従来法1：フォワード法

フォワードトランスフェクション法では細胞をプレート上で前培養した後に、トランスフェクション複合体の調製、添加を行う必要があります。この手法は操作が煩雑なため、特に数う多くの検体を処理するときなどでは、再現性の高い結果を得ることは困難となりがちです。またフォワード法では操作手順が複雑なだけでなく、比較的遺伝子導入効率が低いという問題があります。

従来法2：リバース法

リバーストランスフェクション法ではトランスフェクション複合体の調製事前に行い、それを培養プレート上に分注したうえで、細胞を後から播種します。フォワード法に比べ遺伝子導入効率は上がる場合が多く、オートメーション化にも向いており、大規模なsiRNAスクリーニングには、通常こちらが用いられることが一般的です。ただし、大きなサイズのライブラリスクリーニングを行うには試薬の用時調製を機械化（リキッドハンドラーや搬送装置などの導入、オペレーション）の必要や、細胞調製と試薬調製をほぼ同時並行的に行う必要があり、細胞調製に失敗した場合（初代培養、細胞調製の失敗、細胞数の不足など）、調製された試薬をロスする可能性があります。

固相法

固相トランスフェクション法は細胞を後から播種するという意味においてリバーストランスフェクション法の一種とみなされます。固相法では、試薬を用時調製する従来の液相法とは異なり、導入したい遺伝子と導入試薬からなる複合体をあらかじめウェル上に安定的に固相化します。固相化されたプレートは保存が可能なため、ユーザー側には、細胞播種以外の複雑な操作手順は必要ありません。このため、大型のリキッドハンドラーや、搬送装置のようなハイスループットスクリーニング（HTS）システムを導入する必要がなく、細胞播種が可能な環境を整えるだけで、HTSが可能になります。

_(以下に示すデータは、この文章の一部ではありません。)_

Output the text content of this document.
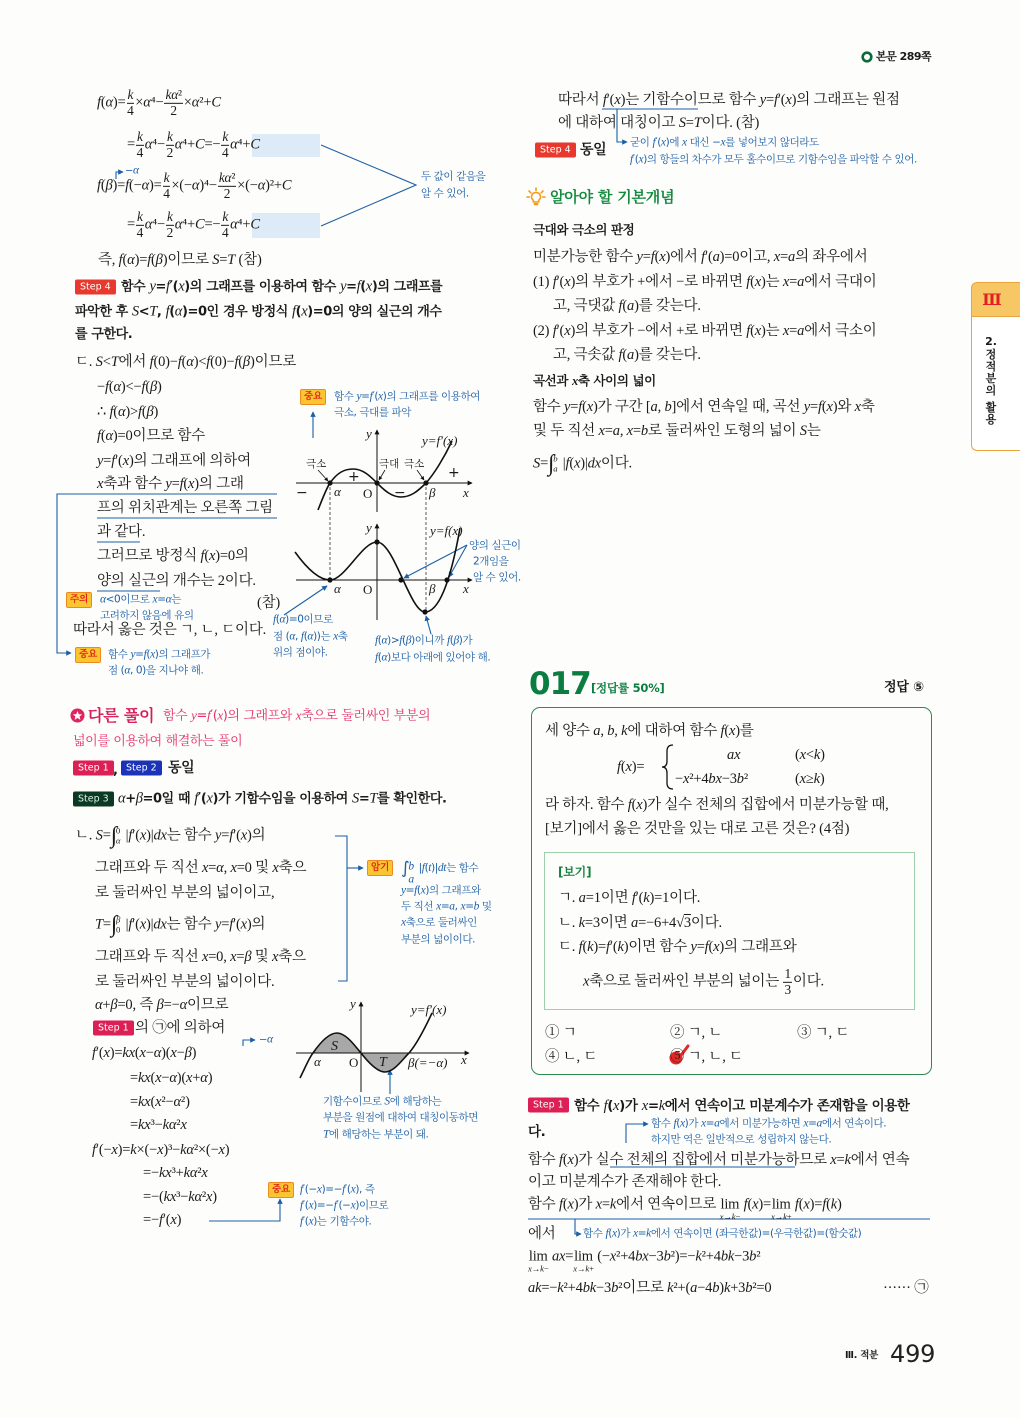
y
x
O
α	β
y=f′(x)
극소	극대 극소
−
+
−
+
y
x
O
α	β
y=f(x)
y	y=f′(x)
S
T
α O	β(=−α) x
본문 289쪽
Ⅲ
2.
정
적
분
의
활
용
$f(\alpha)= \frac{k}{4} \times\alpha^4- \frac{\text{kα²}}{2} \times\alpha^2+C$
= $\frac{k}{4} \alpha^4- \frac{k}{2} \alpha^4+C=- \frac{k}{4} \alpha^4+C$
$f(\beta)=f(-\alpha)= \frac{k}{4} \times(-\alpha)^4- \frac{\text{kα²}}{2} \times(-\alpha)^2+C$
= $\frac{k}{4} \alpha^4- \frac{k}{2} \alpha^4+C=- \frac{k}{4} \alpha^4+C$
즉, f(α)=f(β)이므로 S=T (참)
−α	두 값이 같음을
알 수 있어.
Step 4 함수 y=f′(x)의 그래프를 이용하여 함수 y=f(x)의 그래프를
파악한 후 S<T, f(α)=0인 경우 방정식 f(x)=0의 양의 실근의 개수
를 구한다.
ㄷ. S<T에서 f(0)−f(α)<f(0)−f(β)이므로
−f(α)<−f(β)
∴ f(α)>f(β)
f(α)=0이므로 함수
y=f′(x)의 그래프에 의하여
x축과 함수 y=f(x)의 그래
프의 위치관계는 오른쪽 그림
과 같다.
그러므로 방정식 f(x)=0의
양의 실근의 개수는 2이다.
(참)
따라서 옳은 것은 ㄱ, ㄴ, ㄷ이다.
중요	함수 y=f′(x)의 그래프를 이용하여
극소, 극대를 파악
주의	α<0이므로 x=α는
고려하지 않음에 유의
중요	함수 y=f(x)의 그래프가
점 (α, 0)을 지나야 해.
양의 실근이
2개임을
알 수 있어.
f(α)=0이므로
점 (α, f(α))는 x축
위의 점이야.
f(α)>f(β)이니까 f(β)가
f(α)보다 아래에 있어야 해.
다른 풀이 함수 y=f′(x)의 그래프와 x축으로 둘러싸인 부분의
넓이를 이용하여 해결하는 풀이
Step 1 , Step 2 동일
Step 3 α+β=0일 때 f′(x)가 기함수임을 이용하여 S=T를 확인한다.
ㄴ. S= ∫ 0
α |f′(x)|dx는 함수 y=f′(x)의
그래프와 두 직선 x=α, x=0 및 x축으
로 둘러싸인 부분의 넓이이고,
T= ∫ β
0 |f′(x)|dx는 함수 y=f′(x)의
그래프와 두 직선 x=0, x=β 및 x축으
로 둘러싸인 부분의 넓이이다.
α+β=0, 즉 β=−α이므로
Step 1 의 ㉠에 의하여
f′(x)=kx(x−α)(x−β)
=kx(x−α)(x+α)
=kx(x²−α²)
=kx³−kα²x
f′(−x)=k×(−x)³−kα²×(−x)
=−kx³+kα²x
=−(kx³−kα²x)
=−f′(x)
−α
암기 ∫ b
a
|f(t)|dt는 함수
y=f(x)의 그래프와
두 직선 x=a, x=b 및
x축으로 둘러싸인
부분의 넓이이다.
기함수이므로 S에 해당하는
부분을 원점에 대하여 대칭이동하면
T에 해당하는 부분이 돼.
중요 f′(−x)=−f′(x), 즉
f′(x)=−f′(−x)이므로
f′(x)는 기함수야.
따라서 f′(x)는 기함수이므로 함수 y=f′(x)의 그래프는 원점
에 대하여 대칭이고 S=T이다. (참)
Step 4 동일 굳이 f′(x)에 x 대신 −x를 넣어보지 않더라도
f′(x)의 항들의 차수가 모두 홀수이므로 기함수임을 파악할 수 있어.
알아야 할 기본개념
극대와 극소의 판정
미분가능한 함수 y=f(x)에서 f′(a)=0이고, x=a의 좌우에서
(1) f′(x)의 부호가 +에서 −로 바뀌면 f(x)는 x=a에서 극대이
고, 극댓값 f(a)를 갖는다.
(2) f′(x)의 부호가 −에서 +로 바뀌면 f(x)는 x=a에서 극소이
고, 극솟값 f(a)를 갖는다.
곡선과 x축 사이의 넓이
함수 y=f(x)가 구간 [a, b]에서 연속일 때, 곡선 y=f(x)와 x축
및 두 직선 x=a, x=b로 둘러싸인 도형의 넓이 S는
S= ∫ b
a |f(x)|dx이다.
017 [정답률 50%]	정답 ⑤
세 양수 a, b, k에 대하여 함수 f(x)를
f(x)=
ax	(x<k)
−x²+4bx−3b²	(x≥k)
라 하자. 함수 f(x)가 실수 전체의 집합에서 미분가능할 때,
[보기]에서 옳은 것만을 있는 대로 고른 것은? (4점)
[보기]
ㄱ. a=1이면 f′(k)=1이다.
ㄴ. k=3이면 a=−6+4√3이다.
ㄷ. f(k)=f′(k)이면 함수 y=f(x)의 그래프와
x축으로 둘러싸인 부분의 넓이는 $\frac{1}{3}$ 이다.
① ㄱ	② ㄱ, ㄴ	③ ㄱ, ㄷ
④ ㄴ, ㄷ	⑤ ㄱ, ㄴ, ㄷ
Step 1 함수 f(x)가 x=k에서 연속이고 미분계수가 존재함을 이용한
다.
함수 f(x)가 x=a에서 미분가능하면 x=a에서 연속이다.
하지만 역은 일반적으로 성립하지 않는다.
함수 f(x)가 실수 전체의 집합에서 미분가능하므로 x=k에서 연속
이고 미분계수가 존재해야 한다.
함수 f(x)가 x=k에서 연속이므로 lim
x→k−
f(x)= lim
x→k+
f(x)=f(k)
에서	함수 f(x)가 x=k에서 연속이면 (좌극한값)=(우극한값)=(함숫값)
lim
x→k−
ax= lim
x→k+
(−x²+4bx−3b²)=−k²+4bk−3b²
ak=−k²+4bk−3b²이므로 k²+(a−4b)k+3b²=0	······ ㉠
Ⅲ. 적분 499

また、試薬の用事調製が不要なため、初代培養などのような場合でも、細胞が播種できる状態になたことを確認してから、保存されたトランスフェクションプレートを取り出し、細胞播種を行うことができます。

CPの固相トランスフェクション法では、遺伝子、導入試薬、アクセラレーターからなる複合体をプレートウェル上に安定に固相化するため、細胞を播種するだけの簡単な操作でトランスフェクションを行うことができます。また特許技術・アクセラレーターにより、従来の液相法よりも高い遺伝子導入効率が期待できます。
CPのトランスフェクションプレートを利用すれば、実験結果の再現性に大きく影響する複雑な操作手順を行うことなく、簡単にさまざまな用途に合ったトランスフェクション実験を行うことができます。

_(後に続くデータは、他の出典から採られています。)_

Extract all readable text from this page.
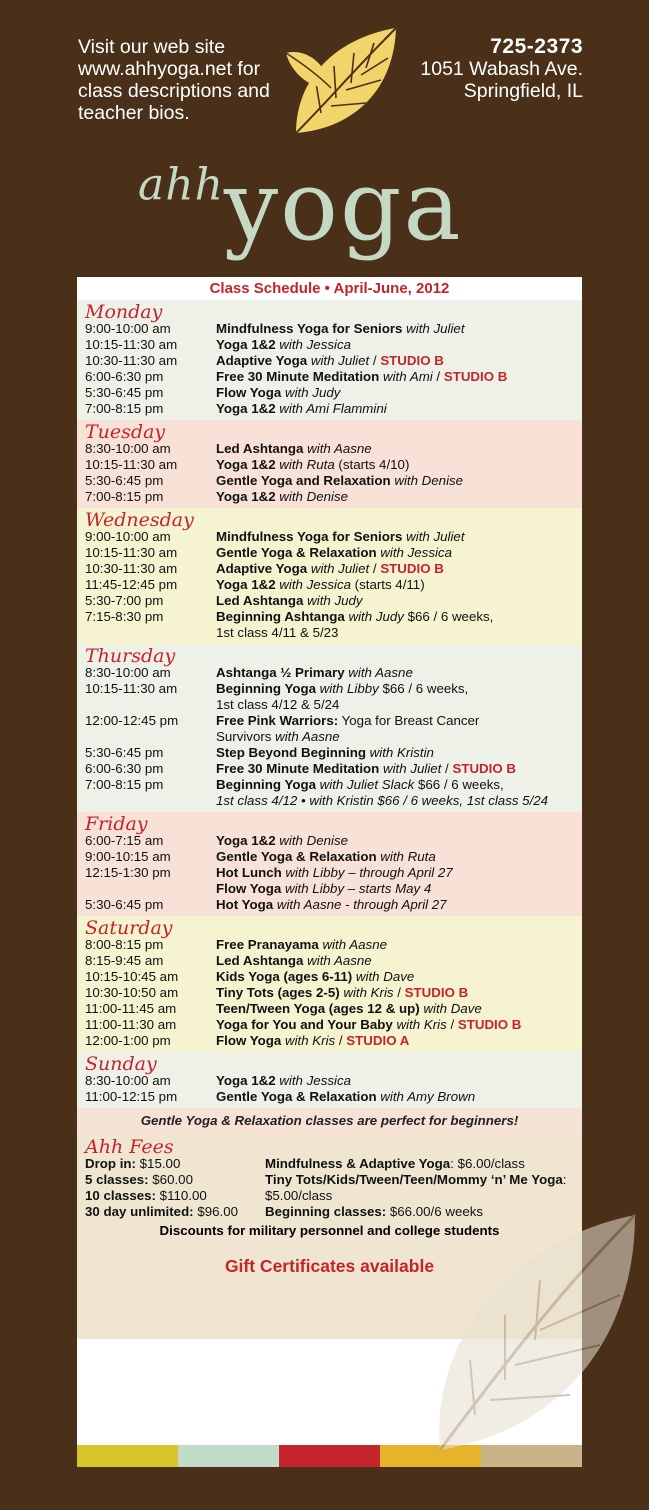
Visit our web site
www.ahhyoga.net for
class descriptions and
teacher bios.
725-2373
1051 Wabash Ave.
Springfield, IL
ahhyoga
Class Schedule • April-June, 2012
Monday
9:00-10:00 am	Mindfulness Yoga for Seniors with Juliet
10:15-11:30 am	Yoga 1&2 with Jessica
10:30-11:30 am	Adaptive Yoga with Juliet / STUDIO B
6:00-6:30 pm	Free 30 Minute Meditation with Ami / STUDIO B
5:30-6:45 pm	Flow Yoga with Judy
7:00-8:15 pm	Yoga 1&2 with Ami Flammini
Tuesday
8:30-10:00 am	Led Ashtanga with Aasne
10:15-11:30 am	Yoga 1&2 with Ruta (starts 4/10)
5:30-6:45 pm	Gentle Yoga and Relaxation with Denise
7:00-8:15 pm	Yoga 1&2 with Denise
Wednesday
9:00-10:00 am	Mindfulness Yoga for Seniors with Juliet
10:15-11:30 am	Gentle Yoga & Relaxation with Jessica
10:30-11:30 am	Adaptive Yoga with Juliet / STUDIO B
11:45-12:45 pm	Yoga 1&2 with Jessica (starts 4/11)
5:30-7:00 pm	Led Ashtanga with Judy
7:15-8:30 pm	Beginning Ashtanga with Judy $66 / 6 weeks,
1st class 4/11 & 5/23
Thursday
8:30-10:00 am	Ashtanga ½ Primary with Aasne
10:15-11:30 am	Beginning Yoga with Libby $66 / 6 weeks,
1st class 4/12 & 5/24
12:00-12:45 pm	Free Pink Warriors: Yoga for Breast Cancer
Survivors with Aasne
5:30-6:45 pm	Step Beyond Beginning with Kristin
6:00-6:30 pm	Free 30 Minute Meditation with Juliet / STUDIO B
7:00-8:15 pm	Beginning Yoga with Juliet Slack $66 / 6 weeks,
1st class 4/12 • with Kristin $66 / 6 weeks, 1st class 5/24
Friday
6:00-7:15 am	Yoga 1&2 with Denise
9:00-10:15 am	Gentle Yoga & Relaxation with Ruta
12:15-1:30 pm	Hot Lunch with Libby – through April 27
Flow Yoga with Libby – starts May 4
5:30-6:45 pm	Hot Yoga with Aasne - through April 27
Saturday
8:00-8:15 pm	Free Pranayama with Aasne
8:15-9:45 am	Led Ashtanga with Aasne
10:15-10:45 am	Kids Yoga (ages 6-11) with Dave
10:30-10:50 am	Tiny Tots (ages 2-5) with Kris / STUDIO B
11:00-11:45 am	Teen/Tween Yoga (ages 12 & up) with Dave
11:00-11:30 am	Yoga for You and Your Baby with Kris / STUDIO B
12:00-1:00 pm	Flow Yoga with Kris / STUDIO A
Sunday
8:30-10:00 am	Yoga 1&2 with Jessica
11:00-12:15 pm	Gentle Yoga & Relaxation with Amy Brown
Gentle Yoga & Relaxation classes are perfect for beginners!
Ahh Fees
Drop in: $15.00
5 classes: $60.00
10 classes: $110.00
30 day unlimited: $96.00
Mindfulness & Adaptive Yoga: $6.00/class
Tiny Tots/Kids/Tween/Teen/Mommy ‘n’ Me Yoga:
$5.00/class
Beginning classes: $66.00/6 weeks
Discounts for military personnel and college students
Gift Certificates available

Primary Normal Human Hepatocytes

希少細胞の一例として、PhoenixBio社のPXBマウス^®から得られた初代正常ヒト肝細胞へのトランスフェクション結果を以下にご紹介します。

上のグラフ中、UTは無処置群を表し、Negは陰性対照siRNA、CytoToxは細胞死を誘導する陽性対照siRNAです。トランスフェクションによる細胞毒性はほとんど見られず、非常に高い導入効率を達成しました(1-CytoTox/Neg=0.96)。同様にPCRの結果からmRNAのノックダウンレベルは80%以上であることが確認されました。

Jurkat

トランスフェクションの難しい細胞の一例として、浮遊細胞でもあるJurkat（ヒト急性Ｔ細胞性白血病細胞由来細胞株）の結果 を以下にご紹介します。

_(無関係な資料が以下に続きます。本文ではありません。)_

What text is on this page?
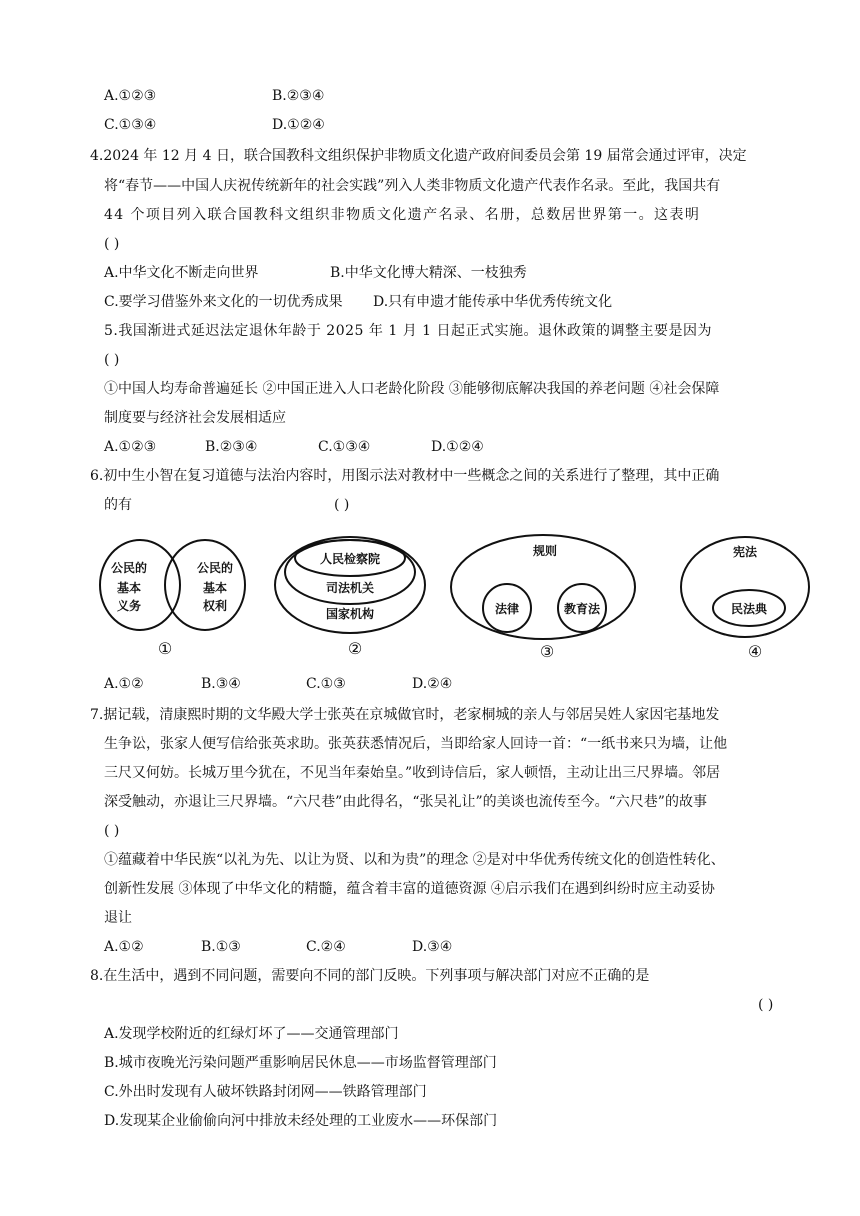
A.①②③	B.②③④
C.①③④	D.①②④
4.2024 年 12 月 4 日，联合国教科文组织保护非物质文化遗产政府间委员会第 19 届常会通过评审，决定
将“春节——中国人庆祝传统新年的社会实践”列入人类非物质文化遗产代表作名录。至此，我国共有
44 个项目列入联合国教科文组织非物质文化遗产名录、名册，总数居世界第一。这表明
( )
A.中华文化不断走向世界	B.中华文化博大精深、一枝独秀
C.要学习借鉴外来文化的一切优秀成果 D.只有申遗才能传承中华优秀传统文化
5.我国渐进式延迟法定退休年龄于 2025 年 1 月 1 日起正式实施。退休政策的调整主要是因为
( )
①中国人均寿命普遍延长 ②中国正进入人口老龄化阶段 ③能够彻底解决我国的养老问题 ④社会保障
制度要与经济社会发展相适应
A.①②③	B.②③④	C.①③④	D.①②④
6.初中生小智在复习道德与法治内容时，用图示法对教材中一些概念之间的关系进行了整理，其中正确
的有	( )
公民的
基本
义务
公民的
基本
权利
①
人民检察院
司法机关
国家机构
②
规则
法律	教育法
③
宪法
民法典
④
A.①②	B.③④	C.①③	D.②④
7.据记载，清康熙时期的文华殿大学士张英在京城做官时，老家桐城的亲人与邻居吴姓人家因宅基地发
生争讼，张家人便写信给张英求助。张英获悉情况后，当即给家人回诗一首：“一纸书来只为墙，让他
三尺又何妨。长城万里今犹在，不见当年秦始皇。”收到诗信后，家人顿悟，主动让出三尺界墙。邻居
深受触动，亦退让三尺界墙。“六尺巷”由此得名，“张吴礼让”的美谈也流传至今。“六尺巷”的故事
( )
①蕴藏着中华民族“以礼为先、以让为贤、以和为贵”的理念 ②是对中华优秀传统文化的创造性转化、
创新性发展 ③体现了中华文化的精髓，蕴含着丰富的道德资源 ④启示我们在遇到纠纷时应主动妥协
退让
A.①②	B.①③	C.②④	D.③④
8.在生活中，遇到不同问题，需要向不同的部门反映。下列事项与解决部门对应不正确的是
( )
A.发现学校附近的红绿灯坏了——交通管理部门
B.城市夜晚光污染问题严重影响居民休息——市场监督管理部门
C.外出时发现有人破坏铁路封闭网——铁路管理部门
D.发现某企业偷偷向河中排放未经处理的工业废水——环保部门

グラフ中のConditionとは最適化キットにおける条件番号です（384ウェルプレートVer.3を使用）。生細胞を測定した結果より、いずれの条件においても細胞死を誘導する陽性対照siRNA(CytoTox)はよく効いており、陰性対照siRNA(Neg)と比較して90%ほどの細胞が死滅しました。またPCRの結果からもノックダウン効率は75～88%の結果が得られました。